Geo caption: This map shows the locations of researchers who have authored the most cited papers on artificial enzymes over the last 25 years. The chart shows a broad geographic spread, with high concentrations of researchers based in the US and central Europe. The emergence of important papers from China in later years may also reflect the growing interest in ‘nanozymes’ – nanomaterials with enzyme-like properties.

Cumulative cites caption: The top 20 papers on artificial enzymes since 1995, in terms of citations. Top place goes to a 2013 review article on nanozymes that has been cited 1336 times. Ronald Breslow appears twice with review papers – including the holy grail paper – on cyclodextrin-based enzyme mimics. In ninth place (D Rothlisberger et al) is a paper from Dan Tawfik and David Baker’s labs on computational enzyme design.

Citation network caption: This chart shows how researchers working on artificial enzymes are connected by analysing who they tend to cite in their papers. The main hub is dominated by researchers who work on protein engineering and biocatalysis, with Frances Arnold and Manfred Reetz appearing as the largest nodes due to the high number of citations their work attracts.
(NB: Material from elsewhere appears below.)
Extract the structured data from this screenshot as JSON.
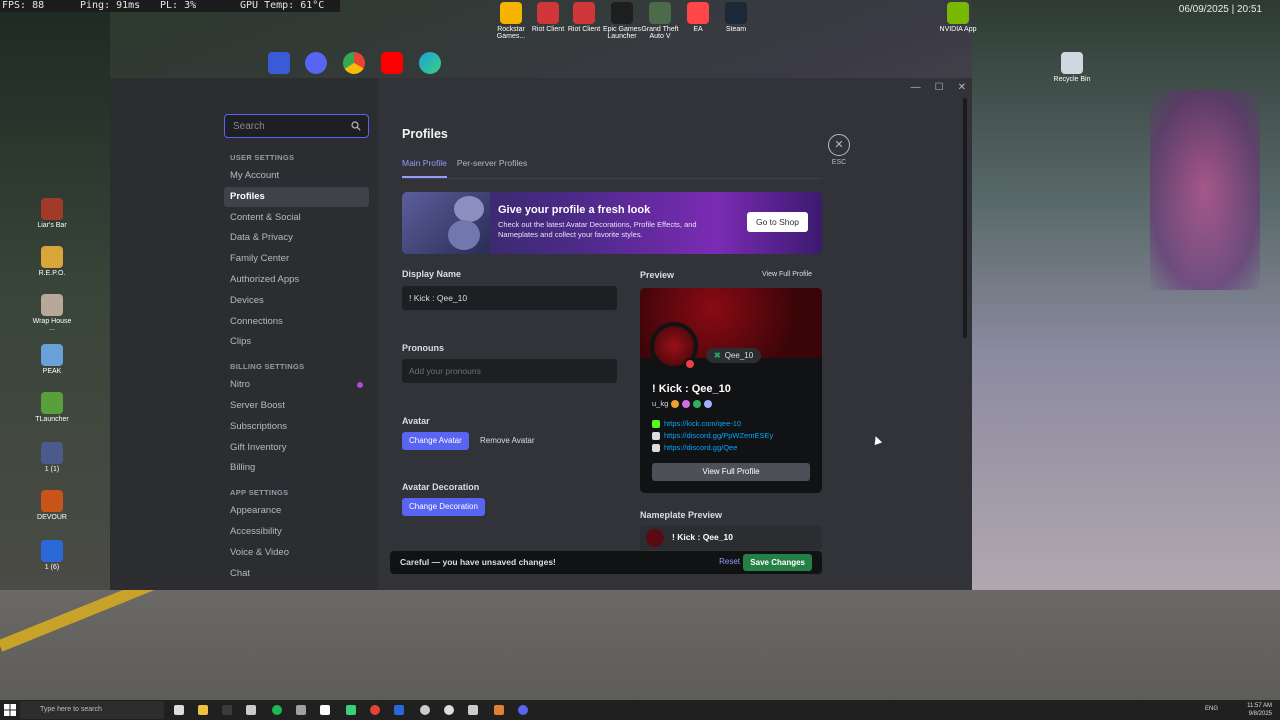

Ward, Roelfes and Feringa can be found in the smaller cluster to the right of the main group. The group to the far right of the chart includes many researchers with interests in catalytic nanomaterials or ‘nanozymes’, with Jinsong Ren and Xiaogang Qu appearing as two of the largest nodes. Breslow, whose work on organic enzyme mimics is somewhat different from these other areas can be found near the top right corner of the chart.

Co-author network caption: In this chart, researchers are connected to other researchers that they have co-authored papers with. It allows us to visualise groups who have worked and collaborated closely with each other. Frances Arnold and Manfred Reetz who are both well known for their pionnering work on enzyme evolution are the who largest nodes in the centre of the chart. Just below the centre of the chart we can see the Weizmann Institute’s Dan Tawfik and ETH Zurich’s Donald Hilvert who are connected via University of Washington research David Baker, with whom both have published papers on computational protein design.